Pool project needs independent review
The time has come to re-enter the Olympic pool debate. I no longer belong to the pool users group. This group tried to be constructive with the council but got absolutely nowhere.
In my opinion, the rebuild should not go ahead in its present format.
There are numerous things that could be improved. I am no engineer but the cost and dangers of building over a sewerage line is crazy. Andrew Barnes has done a lot of work on why this should not happen, and has been ignored by the council.
One option could be for the whole complex to be turned around so the pool is on the seaward side, and changing rooms and offices on the Awapuni Road side — surely it would be wise to have the changing rooms and offices over the pipe; this would be a hell of a lot cheaper to do than with it under the pool!

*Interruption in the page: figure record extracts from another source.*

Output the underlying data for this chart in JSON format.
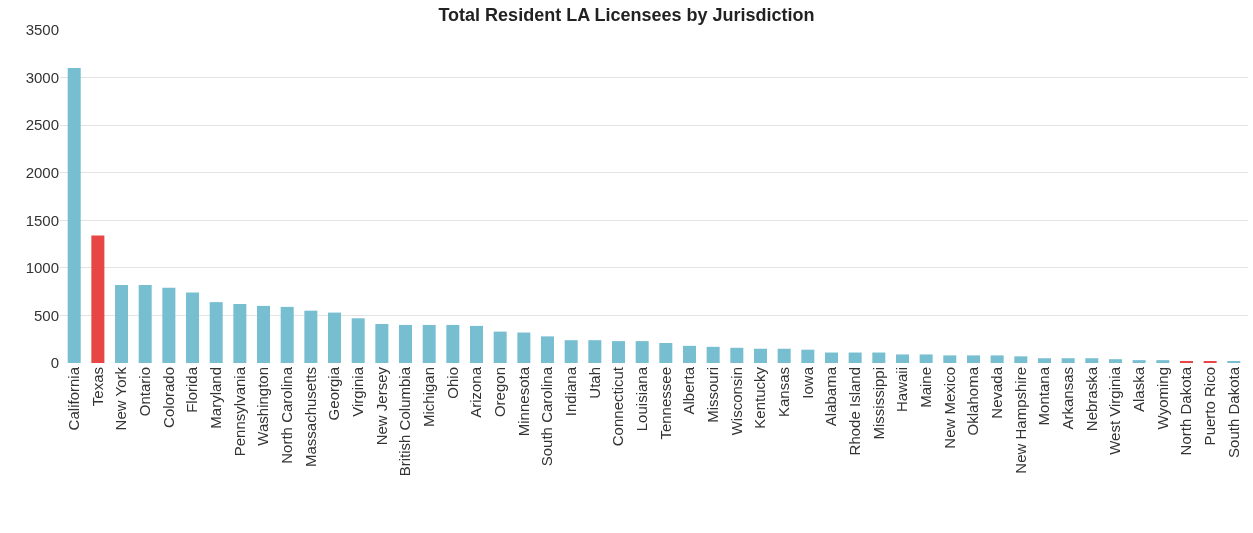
{
  "chart_data": {
    "type": "bar",
    "title": "Total Resident LA Licensees by Jurisdiction",
    "categories": [
      "California",
      "Texas",
      "New York",
      "Ontario",
      "Colorado",
      "Florida",
      "Maryland",
      "Pennsylvania",
      "Washington",
      "North Carolina",
      "Massachusetts",
      "Georgia",
      "Virginia",
      "New Jersey",
      "British Columbia",
      "Michigan",
      "Ohio",
      "Arizona",
      "Oregon",
      "Minnesota",
      "South Carolina",
      "Indiana",
      "Utah",
      "Connecticut",
      "Louisiana",
      "Tennessee",
      "Alberta",
      "Missouri",
      "Wisconsin",
      "Kentucky",
      "Kansas",
      "Iowa",
      "Alabama",
      "Rhode Island",
      "Mississippi",
      "Hawaii",
      "Maine",
      "New Mexico",
      "Oklahoma",
      "Nevada",
      "New Hampshire",
      "Montana",
      "Arkansas",
      "Nebraska",
      "West Virginia",
      "Alaska",
      "Wyoming",
      "North Dakota",
      "Puerto Rico",
      "South Dakota"
    ],
    "values": [
      3100,
      1340,
      820,
      820,
      790,
      740,
      640,
      620,
      600,
      590,
      550,
      530,
      470,
      410,
      400,
      400,
      400,
      390,
      330,
      320,
      280,
      240,
      240,
      230,
      230,
      210,
      180,
      170,
      160,
      150,
      150,
      140,
      110,
      110,
      110,
      90,
      90,
      80,
      80,
      80,
      70,
      50,
      50,
      50,
      40,
      30,
      30,
      20,
      20,
      20
    ],
    "colors": [
      "#77bfd0",
      "#e84545",
      "#77bfd0",
      "#77bfd0",
      "#77bfd0",
      "#77bfd0",
      "#77bfd0",
      "#77bfd0",
      "#77bfd0",
      "#77bfd0",
      "#77bfd0",
      "#77bfd0",
      "#77bfd0",
      "#77bfd0",
      "#77bfd0",
      "#77bfd0",
      "#77bfd0",
      "#77bfd0",
      "#77bfd0",
      "#77bfd0",
      "#77bfd0",
      "#77bfd0",
      "#77bfd0",
      "#77bfd0",
      "#77bfd0",
      "#77bfd0",
      "#77bfd0",
      "#77bfd0",
      "#77bfd0",
      "#77bfd0",
      "#77bfd0",
      "#77bfd0",
      "#77bfd0",
      "#77bfd0",
      "#77bfd0",
      "#77bfd0",
      "#77bfd0",
      "#77bfd0",
      "#77bfd0",
      "#77bfd0",
      "#77bfd0",
      "#77bfd0",
      "#77bfd0",
      "#77bfd0",
      "#77bfd0",
      "#77bfd0",
      "#77bfd0",
      "#e84545",
      "#e84545",
      "#77bfd0"
    ],
    "ylim": [
      0,
      3500
    ],
    "yticks": [
      0,
      500,
      1000,
      1500,
      2000,
      2500,
      3000,
      3500
    ],
    "grid": "y"
  }
}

The council has already indicated the horrendous cost of the current site for the pool. The other option would be to move it further east towards the old jail; if this was to be done then the pool could still be used while construction of the new pool is under way, and demolished when it is completed.
The pool roof has been changed from the original concept. The clear plastic (can't remember its proper name) now covers less than half what the original design had. It doesn't take much digging to find out there have been problems with the stuff; like too much heating in one pool, too much glare in another. In the designer's plans it says the concept is a lot more expensive than a conventional roof; by how much would be a good question (oops, forgot, the council doesn't answer questions).
I thought we were supposed to be thinking green. With a less expensive roof it could be covered with solar panels, which would reduce ongoing costs. Ask Enterprise Pool about savings through solar.
The 50 metre pool is the problem that the users group was most concerned about. The bottom profile was a strange concept; no problem with one end being 2 metres deep, but the other end in the original plan had three levels — one at 1.4m, one at 1.6m and one at 2m! That has now changed to a sloping floor.
The group wanted it to be 2m along the whole bottom, with a movable floor three lanes wide and 25m long. The designer and the council must have thought this had some merit, because some work was started on it.
The council advised us they would look into it if we contributed $24,000. That came as a bit of a shock, but later we were told not to worry, they would take care of it. Really confusing! I think they must have thought we would come up with a cost-effective design.
The dividing wall is a concern. The designer is adamant on this being 2 degrees hotter on one side than the other. This makes moving the wall a problem, with the water mixing to become one temperature. I think it takes three hours to bring the temperature back up when the wall is up. More added cost.
This whole project needs to be reviewed by someone other than the council. They have rushed this through with no consultation.
This journey was started in July and we were told nothing could be changed as it was being signed off in two weeks. But this didn't happen until about three weeks ago! During this period the users group were invited to join the Olympic pool redevelopment group, which was us mainly listening to excuses. The group was to meet again this month but for some reason that was called off.
The council has asked the users group to find funding for the movable floor by the end of the month. How do they think you can find the funds for something not designed yet, within two weeks? The mind boggles.
This project does not suit the needs of all pool users. Walkers, probably the most vulnerable group, will have to be issued with snorkels to get any distance. Aqua aerobics will find it hard — yes, I know, there is deep-water aqua aerobics but talking to those who do aqua aerobics now, a lot are not happy with that.
I guess this is all a waste of time going on about how the council seems to operate. But to carry on with the pool in its current design will not be good for the district. Pool costs will increase dramatically, making it a burden on ratepayers — or most people will not be able to afford the entry price.
It will be nice if the council can refute any of these claims. Don't hold your breath waiting on an answer . . . unless you borrow one of the walker's snorkles.
Footnote response from Gisborne District Council:
We and our community are excited to have secured Government funding for 87 percent of the cost of the pool redevelopment project. The council is continuing to carefully consider and balance community aspirations, needs and differing opinions before finalising concept plans. We continue to work with mana whenua who play a very important role in the pool project.
Our goal is that the Olympic Pool redevelopment delivers the greatest benefits and opportunities year-round for our community.